There were some overtime costs in the sheriff’s department, but that budget is in good shape so long as it doesn’t become a “busy year” for deputies, Williams said.


Mullikin thought the county might be eligible for overtime and road repair costs.


“You’re the first to tell me we were included in that,” Mullikin said when called by a Janesville Gazette reporter. “We’ll take a look at it and see if we qualify.”


Walworth County plow drivers have worked a cumulative 6,300 storm event hours this winter compared to 2,650 hours up to the same point last winter, Mullikin said.


Some roads also are deteriorating faster because of more freeze and thaw events. Highway 14 from Darien to the state line, Highway 11 from Delavan to the Rock County line and Highway 120 west out of Lake Geneva have significant pothole problems, Mullikin said.


But for the most part, Walworth County was able to keep ahead of the storm without any major issues.

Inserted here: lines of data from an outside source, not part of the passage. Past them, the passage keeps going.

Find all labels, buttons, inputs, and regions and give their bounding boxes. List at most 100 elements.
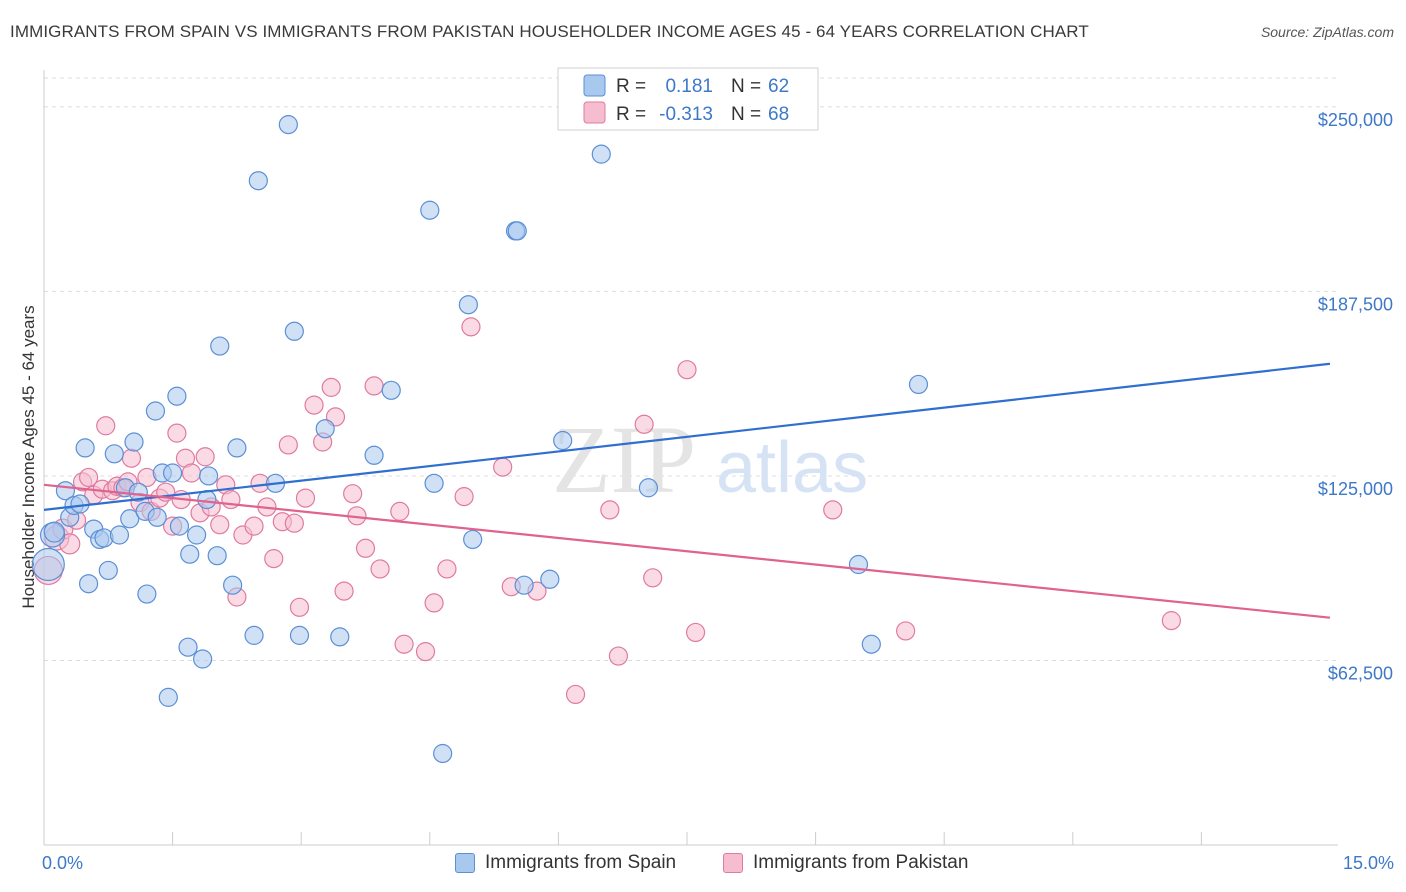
- spain-point: [109, 525, 130, 545]
- pakistan-point: [424, 593, 444, 613]
- legend-swatch-pakistan: [583, 101, 606, 124]
- pakistan-point: [1161, 611, 1181, 631]
- spain-point: [180, 544, 200, 564]
- tick-labels: $62,500 $125,000 $187,500 $250,000 0.0% 15.0%: [42, 110, 1394, 873]
- spain-point: [199, 466, 219, 486]
- spain-point: [861, 634, 881, 654]
- pakistan-point: [565, 684, 586, 705]
- pakistan-point: [321, 377, 341, 397]
- legend-n-value-spain: 62: [768, 76, 789, 97]
- spain-point: [178, 637, 198, 657]
- spain-point: [104, 444, 124, 464]
- spain-point: [43, 521, 65, 543]
- spain-point: [248, 171, 268, 191]
- pakistan-points: [33, 317, 1181, 705]
- pakistan-point: [121, 448, 142, 468]
- pakistan-point: [600, 500, 620, 520]
- spain-point: [147, 507, 167, 527]
- pakistan-point: [289, 597, 310, 617]
- pakistan-point: [78, 467, 99, 488]
- spain-point: [284, 321, 304, 341]
- spain-point: [330, 627, 350, 647]
- spain-point: [31, 547, 65, 582]
- pakistan-point: [823, 500, 843, 520]
- x-tick-label: 0.0%: [42, 853, 83, 873]
- spain-point: [591, 144, 611, 164]
- pakistan-point: [677, 360, 697, 380]
- legend-r-value-spain: 0.181: [665, 76, 713, 97]
- spain-point: [458, 295, 478, 315]
- pakistan-point: [343, 484, 363, 504]
- pakistan-trend-line: [43, 483, 1331, 619]
- spain-point: [420, 200, 440, 220]
- spain-point: [424, 473, 444, 493]
- spain-point: [78, 574, 99, 594]
- pakistan-point: [181, 463, 202, 483]
- spain-point: [433, 743, 453, 764]
- watermark-atlas: atlas: [716, 428, 868, 508]
- spain-point: [124, 432, 144, 452]
- spain-point: [75, 438, 95, 458]
- pakistan-point: [493, 457, 513, 477]
- legend-r-value-pakistan: -0.313: [659, 104, 713, 125]
- spain-point: [197, 489, 217, 510]
- series-legend-pakistan[interactable]: Immigrants from Pakistan: [723, 852, 968, 874]
- pakistan-point: [415, 642, 436, 662]
- spain-point: [167, 386, 187, 406]
- spain-point: [244, 625, 264, 645]
- pakistan-point: [295, 488, 316, 508]
- source-note: Source: ZipAtlas.com: [1260, 24, 1394, 40]
- spain-point: [145, 401, 166, 421]
- spain-point: [128, 482, 148, 502]
- series-swatch-pakistan: [723, 853, 743, 873]
- watermark: ZIP atlas: [552, 406, 868, 513]
- pakistan-point: [461, 317, 481, 337]
- legend-n-label-pakistan: N =: [731, 104, 761, 125]
- spain-point: [507, 221, 527, 241]
- pakistan-point: [244, 516, 264, 536]
- series-legend: Immigrants from Spain Immigrants from Pa…: [0, 852, 1406, 878]
- spain-trend-line: [43, 362, 1331, 511]
- series-legend-label-spain: Immigrants from Spain: [485, 852, 677, 873]
- spain-point: [120, 509, 140, 529]
- spain-point: [210, 336, 230, 356]
- pakistan-point: [210, 515, 230, 535]
- spain-point: [848, 554, 869, 575]
- series-legend-spain[interactable]: Immigrants from Spain: [455, 852, 676, 874]
- spain-point: [187, 525, 207, 545]
- spain-point: [364, 445, 384, 465]
- spain-point: [163, 463, 183, 483]
- spain-point: [278, 115, 298, 135]
- pakistan-point: [454, 487, 474, 507]
- pakistan-point: [167, 423, 187, 443]
- spain-point: [227, 438, 247, 458]
- series-swatch-spain: [455, 853, 475, 873]
- spain-point: [223, 575, 243, 595]
- y-tick-label: $125,000: [1318, 479, 1393, 499]
- pakistan-point: [370, 559, 390, 579]
- y-tick-label: $250,000: [1318, 110, 1393, 130]
- spain-point: [908, 374, 929, 395]
- pakistan-point: [685, 622, 706, 643]
- pakistan-point: [390, 501, 410, 521]
- pakistan-point: [96, 416, 116, 436]
- pakistan-point: [643, 568, 663, 588]
- legend-r-label-pakistan: R =: [616, 104, 646, 125]
- spain-point: [289, 625, 310, 645]
- pakistan-point: [394, 634, 414, 654]
- y-tick-label: $187,500: [1318, 294, 1393, 314]
- spain-point: [381, 380, 401, 400]
- pakistan-point: [264, 549, 284, 569]
- pakistan-point: [304, 395, 324, 415]
- spain-point: [514, 575, 534, 595]
- pakistan-point: [437, 559, 457, 579]
- spain-point: [540, 569, 560, 589]
- pakistan-point: [364, 376, 384, 396]
- spain-point: [315, 419, 335, 439]
- pakistan-point: [608, 646, 629, 666]
- spain-point: [137, 584, 157, 604]
- legend-r-label-spain: R =: [616, 76, 646, 97]
- stats-legend: R = 0.181 N = 62 R = -0.313 N = 68: [557, 67, 819, 131]
- spain-points: [31, 115, 929, 764]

“Things went really smoothly, so I’m not sure we’ll have any extraordinary costs that we can apply for,” Mullikin said.


Walworth County road crews, both county and municipal plows, kept most roads passable throughout the storm.


“The townships having their own highway departments and maintenance people, which certainly allows them to concentrate on town roads at the same time we’re doing state and county roads,” Mullikin said. “I don’t think Rock County had the luxury of saying that.”


Most of the snow fell on a Tuesday and a Wednesday, and Rock County had roads that were still impassable on Thursday, a Rock County public works official said earlier.


Walworth County has stretched its salt supply by using a salt-sand mixture. Salt supplies are in good shape again, Mullikin said.